As I thought about the woman the Betty Crocker Test Kitchens had in mind with this book, I wondered about the women who lived in our house before we did. Our house was built in 1947 and marketed to people with large families, so it stands to reason that the family who lived in our house had a pretty good chance of having and using this best-selling book. I thought about my grandmothers baking for their kids, and how still to this day my dad’s mom (my Grandma Lou) has a full cookie jar and a freezer full of cookies even though it’s just her and my grandpa. I thought about Betty Draper, who is in my estimation one of the worst television mothers ever but so ridiculously compelling in her selfishness, and how even Betty Draper occasionally bakes for her kids. I used Betty’s photography to illustrate my visions with patterned wallpaper and vinyl-covered chairs, faux-wood paneling and lots and lots of frosting.
I thought about baking with my mom when I was little, and how she let me stand next to her on a kitchen chair, measuring and pouring ingredients even when I’m sure it would have been easier for her to just do it on her own. I thought about how my mom always baked chocolate chip cookies for me and my dad even though she has been allergic to chocolate since 1984. I thought about our daughter, still three months from entering the world, and how someday in the not-too-distant future it will be her standing on a kitchen chair and me teaching her how to crack an egg without getting the shell in the bowl.
It was all I could do to not get up, preheat the oven to “quick mod” and start baking cookies — any kind of cookies — not just because I wanted cookies (which, face it, if I lept up and baked cookies every time I wanted a cookie, I could single-handedly keep the Gold Medal Flour people in business). No, I wanted to be part of this long chain of Betty’s cookie-bakers. I didn’t want Rachael or Martha or the nice people at Nestle Toll House; I wanted this book, this coverless, battered, well-loved book, propped against my draining rack telling me how many eggs and how much Crisco and reminding me how I could use Gold Medal Self-Rising Flour if I wanted to. I wanted to be part of the world where, as Betty says, “Happy is the home with the full cooky jar.”

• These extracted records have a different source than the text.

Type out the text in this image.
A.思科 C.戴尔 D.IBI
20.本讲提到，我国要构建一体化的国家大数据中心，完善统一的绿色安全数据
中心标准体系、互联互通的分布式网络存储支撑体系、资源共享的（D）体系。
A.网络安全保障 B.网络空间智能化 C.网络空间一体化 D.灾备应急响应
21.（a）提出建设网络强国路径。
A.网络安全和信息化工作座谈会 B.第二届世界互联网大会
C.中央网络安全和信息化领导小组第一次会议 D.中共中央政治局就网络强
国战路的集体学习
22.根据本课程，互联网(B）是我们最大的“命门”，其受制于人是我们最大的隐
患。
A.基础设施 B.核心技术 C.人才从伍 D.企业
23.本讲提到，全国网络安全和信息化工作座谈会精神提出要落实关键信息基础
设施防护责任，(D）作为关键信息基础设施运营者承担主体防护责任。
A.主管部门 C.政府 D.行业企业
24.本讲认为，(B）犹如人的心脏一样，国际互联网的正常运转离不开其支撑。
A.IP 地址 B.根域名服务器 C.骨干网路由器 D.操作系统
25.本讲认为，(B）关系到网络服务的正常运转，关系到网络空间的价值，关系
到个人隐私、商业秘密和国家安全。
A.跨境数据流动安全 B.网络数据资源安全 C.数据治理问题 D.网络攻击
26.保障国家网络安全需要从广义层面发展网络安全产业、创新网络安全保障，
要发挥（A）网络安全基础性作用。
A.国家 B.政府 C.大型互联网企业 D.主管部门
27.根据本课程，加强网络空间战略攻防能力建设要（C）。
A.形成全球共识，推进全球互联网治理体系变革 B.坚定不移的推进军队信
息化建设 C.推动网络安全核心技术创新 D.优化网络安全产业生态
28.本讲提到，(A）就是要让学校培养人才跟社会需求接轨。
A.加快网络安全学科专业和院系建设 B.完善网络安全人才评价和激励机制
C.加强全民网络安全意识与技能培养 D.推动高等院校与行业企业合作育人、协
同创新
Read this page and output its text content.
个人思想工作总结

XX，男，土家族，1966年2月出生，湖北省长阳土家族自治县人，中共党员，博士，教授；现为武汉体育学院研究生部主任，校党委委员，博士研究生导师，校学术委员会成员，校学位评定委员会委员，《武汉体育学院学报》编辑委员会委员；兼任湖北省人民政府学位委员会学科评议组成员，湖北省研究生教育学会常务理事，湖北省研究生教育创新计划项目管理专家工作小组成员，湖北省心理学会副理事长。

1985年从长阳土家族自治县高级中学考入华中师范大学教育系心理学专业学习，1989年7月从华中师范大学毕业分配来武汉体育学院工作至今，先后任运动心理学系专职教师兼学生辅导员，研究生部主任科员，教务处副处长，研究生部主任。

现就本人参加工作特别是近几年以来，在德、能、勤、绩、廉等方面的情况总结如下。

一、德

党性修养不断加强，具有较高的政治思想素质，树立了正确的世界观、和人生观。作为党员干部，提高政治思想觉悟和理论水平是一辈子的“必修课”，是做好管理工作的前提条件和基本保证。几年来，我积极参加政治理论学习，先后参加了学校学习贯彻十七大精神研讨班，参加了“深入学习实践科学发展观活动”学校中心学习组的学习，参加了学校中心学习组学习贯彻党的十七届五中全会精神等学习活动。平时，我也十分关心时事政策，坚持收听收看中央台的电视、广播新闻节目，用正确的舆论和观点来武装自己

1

So far I haven’t had a chance to get back to the world of cookies. But as soon as I do, I’m starting with this one. And then maybe this one. And then this one…
Love this entry :) Feel free to send some cookies my way….
Maybe I will… what kind are your favorite? :)
Oooh.. I’m actually not sure what my favorite cookies are… I think like pretty much any cookies (except ones with raisins…)
I posted this as a comment sharing the link to your blog, but I don’t know if it shows on your wall that way, so I’m copying it to here:
Abbi, I’m once again super impressed with your writing. You have a real talent. I could picture you standing on that chair! You had Sue crying because it reminded her of teaching her granddaughter, who cracked the eggs at the age of one, sitting on the counter, flour everywhere. Sue thinks she has that cookbook (in storage, of course). Do you remember me bringing the chocolate crinkles to work? Anyway, you should send it to Betty Crocker for publication and get paid for it!